Search code examples
pythonregexpyparsingquoting

With pyparsing, how do you parse a quoted string that ends with a backslash


I'm trying to use pyparsing to parse quoted strings under the following conditions:

  • The quoted string might contain internal quotes.
  • I want to use backslashes to escape internal quotes.
  • The quoted string might end with a backslash.

I'm struggling to define a successful parser. Also, I'm starting to wonder whether the regular expression used by pyparsing for quoted strings of this kind is correct (see my alternative regular expression below).

Am I using pyparsing incorrectly (most likely) or is there a bug in pyparsing?

Here's a script that demonstrates the problem (Note: ignore this script; please focus instead on the Update below.):

import pyparsing as pp
import re

# A single-quoted string having:
#   - Internal escaped quote.
#   - A backslash as the last character before the final quote.
txt = r"'ab\'cd\'"

# Parse with pyparsing.
# Does not work as expected: grabs only first 3 characters.
parser = pp.QuotedString(quoteChar = "'", escChar = '\\', escQuote = '\\')
toks   = parser.parseString(txt)
print
print 'txt:    ', txt
print 'pattern:', parser.pattern
print 'toks:   ', toks

# Parse with a regex just like the pyparsing pattern, but with
# the last two groups flipped -- which seems more correct to me.
# This works.
rgx = re.compile(r"\'(?:[^'\n\r\\]|(?:\\.)|(?:\\))*\'")
print
print rgx.search(txt).group(0)

Output:

txt:     'ab\'cd\'
pattern: \'(?:[^'\n\r\\]|(?:\\)|(?:\\.))*\'
toks:    ["ab'"]

'ab\'cd\'

Update

Thanks for the replies. I suspect that I've confused things by framing my question badly, so let me try again.
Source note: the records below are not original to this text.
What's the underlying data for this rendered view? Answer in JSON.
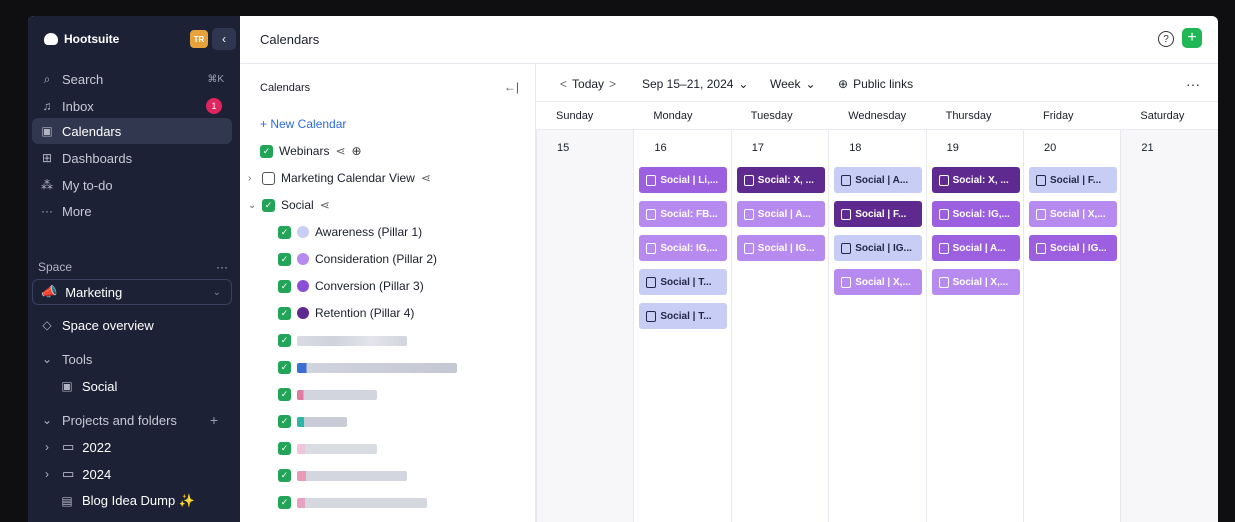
{
  "sidebar": {
    "brand": "Hootsuite",
    "avatar_initials": "TR",
    "nav": [
      {
        "label": "Search",
        "icon": "search-icon",
        "shortcut": "⌘K"
      },
      {
        "label": "Inbox",
        "icon": "bell-icon",
        "badge": "1"
      },
      {
        "label": "Calendars",
        "icon": "calendar-icon",
        "active": true
      },
      {
        "label": "Dashboards",
        "icon": "dashboard-icon"
      },
      {
        "label": "My to-do",
        "icon": "todo-icon"
      },
      {
        "label": "More",
        "icon": "more-icon"
      }
    ],
    "space_label": "Space",
    "space_selected": "Marketing",
    "space_overview": "Space overview",
    "tools_label": "Tools",
    "tools_social": "Social",
    "projects_label": "Projects and folders",
    "folders": [
      "2022",
      "2024"
    ],
    "blog_item": "Blog Idea Dump ✨"
  },
  "header": {
    "title": "Calendars",
    "help": "?",
    "add": "+"
  },
  "calendars_panel": {
    "title": "Calendars",
    "new_calendar": "+ New Calendar",
    "webinars": "Webinars",
    "marketing_view": "Marketing Calendar View",
    "social": "Social",
    "pillars": [
      {
        "label": "Awareness (Pillar 1)",
        "color": "#c9cef5"
      },
      {
        "label": "Consideration (Pillar 2)",
        "color": "#b68aef"
      },
      {
        "label": "Conversion (Pillar 3)",
        "color": "#8b4fd6"
      },
      {
        "label": "Retention (Pillar 4)",
        "color": "#5e2a8f"
      }
    ]
  },
  "toolbar": {
    "prev": "<",
    "today": "Today",
    "next": ">",
    "range": "Sep 15–21, 2024",
    "view": "Week",
    "public_links": "Public links",
    "more": "···"
  },
  "days": [
    {
      "name": "Sunday",
      "num": "15",
      "events": []
    },
    {
      "name": "Monday",
      "num": "16",
      "events": [
        {
          "label": "Social | Li,...",
          "style": "pur"
        },
        {
          "label": "Social: FB...",
          "style": "mid"
        },
        {
          "label": "Social: IG,...",
          "style": "mid"
        },
        {
          "label": "Social | T...",
          "style": "lav"
        },
        {
          "label": "Social | T...",
          "style": "lav"
        }
      ]
    },
    {
      "name": "Tuesday",
      "num": "17",
      "events": [
        {
          "label": "Social: X, ...",
          "style": "dk"
        },
        {
          "label": "Social | A...",
          "style": "mid"
        },
        {
          "label": "Social | IG...",
          "style": "mid"
        }
      ]
    },
    {
      "name": "Wednesday",
      "num": "18",
      "events": [
        {
          "label": "Social | A...",
          "style": "lav"
        },
        {
          "label": "Social | F...",
          "style": "dk"
        },
        {
          "label": "Social | IG...",
          "style": "lav"
        },
        {
          "label": "Social | X,...",
          "style": "mid"
        }
      ]
    },
    {
      "name": "Thursday",
      "num": "19",
      "events": [
        {
          "label": "Social: X, ...",
          "style": "dk"
        },
        {
          "label": "Social: IG,...",
          "style": "pur"
        },
        {
          "label": "Social | A...",
          "style": "pur"
        },
        {
          "label": "Social | X,...",
          "style": "mid"
        }
      ]
    },
    {
      "name": "Friday",
      "num": "20",
      "events": [
        {
          "label": "Social | F...",
          "style": "lav"
        },
        {
          "label": "Social | X,...",
          "style": "mid"
        },
        {
          "label": "Social | IG...",
          "style": "pur"
        }
      ]
    },
    {
      "name": "Saturday",
      "num": "21",
      "events": []
    }
  ]
}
Let's say we are trying to parse a language that uses quoting rules generally like Python's. We want users to be able to define strings that can include internal quotes (protected by backslashes) and we want those strings to be able to end with a backslash. Here's an example file in our language. Note that the file would also parse as valid Python syntax, and if we printed foo (in Python), the output would be the literal value: ab'cd\

# demo.txt
foo = 'ab\'cd\\'

My goal is to use pyparsing to parse such a language. Is there a way to do it? The question above is basically where I ended up after several failed attempts. Below is my initial attempt. It fails because there are two backslashes at the end, rather than just one.

with open('demo.txt') as fh:
    txt = fh.read().split()[-1].strip()

parser = pp.QuotedString(quoteChar = "'", escChar = '\\')
toks   = parser.parseString(txt)
print
print 'txt:    ', txt
print 'pattern:', parser.pattern
print 'toks:   ', toks             # ["ab'cd\\\\"]
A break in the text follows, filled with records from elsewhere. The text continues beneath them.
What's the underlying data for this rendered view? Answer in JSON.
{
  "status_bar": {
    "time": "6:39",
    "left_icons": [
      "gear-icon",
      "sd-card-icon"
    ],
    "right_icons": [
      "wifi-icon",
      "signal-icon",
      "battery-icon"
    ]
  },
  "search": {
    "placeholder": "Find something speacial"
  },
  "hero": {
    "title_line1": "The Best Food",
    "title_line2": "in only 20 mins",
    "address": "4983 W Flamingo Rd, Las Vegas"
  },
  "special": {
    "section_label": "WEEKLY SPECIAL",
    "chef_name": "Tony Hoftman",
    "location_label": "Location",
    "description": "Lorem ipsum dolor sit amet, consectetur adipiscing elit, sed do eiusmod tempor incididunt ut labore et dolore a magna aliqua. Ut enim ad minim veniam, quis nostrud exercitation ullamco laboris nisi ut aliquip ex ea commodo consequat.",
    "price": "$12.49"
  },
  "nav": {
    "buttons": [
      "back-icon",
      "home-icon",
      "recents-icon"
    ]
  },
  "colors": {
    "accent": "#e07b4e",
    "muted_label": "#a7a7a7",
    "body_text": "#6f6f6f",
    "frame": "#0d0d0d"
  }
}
I guess the problem is that QuotedString treats the backslash only as a quote-escape whereas Python treats a backslash as a more general-purpose escape.

Is there a simple way to do this that I'm overlooking? One workaround that occurs to me is to use .setParseAction(...) to handle the double-backslashes after the fact -- perhaps like this, which seems to work:

qHandler = lambda s,l,t: [ t[0].replace('\\\\', '\\') ]
parser = pp.QuotedString(quoteChar = "'", escChar = '\\').setParseAction(qHandler)

Solution

  • What is it about this code that is not working for you?

    from pyparsing import *
    
    s = r"foo = 'ab\'cd\\'"  # <--- IMPORTANT - use a raw string literal here
    
    ident = Word(alphas)
    strValue = QuotedString("'", escChar='\\')
    strAssign = ident + '=' + strValue
    
    results = strAssign.parseString(s)
    print results.asList() # displays repr form of each element
    
    for r in results:
        print r # displays str form of each element
    
    # count the backslashes
    backslash = '\\'
    print results[-1].count(backslash)
    

    prints:

    ['foo', '=', "ab'cd\\\\"]
    foo
    =
    ab'cd\\
    2
    

    EDIT:

    So "\'" becomes just "'", but "\" is parsed but stays as "\" instead of being an escaped "\". Looks like a bug in QuotedString. For now you can add this workaround:

    import re
    strValue.setParseAction(lambda t: re.sub(r'\\(.)', r'\g<1>', t[0]))
    

    Which will take every escaped character sequence and just give back the escaped character alone, without the leading '\'.

    I'll add this in the next patch release of pyparsing.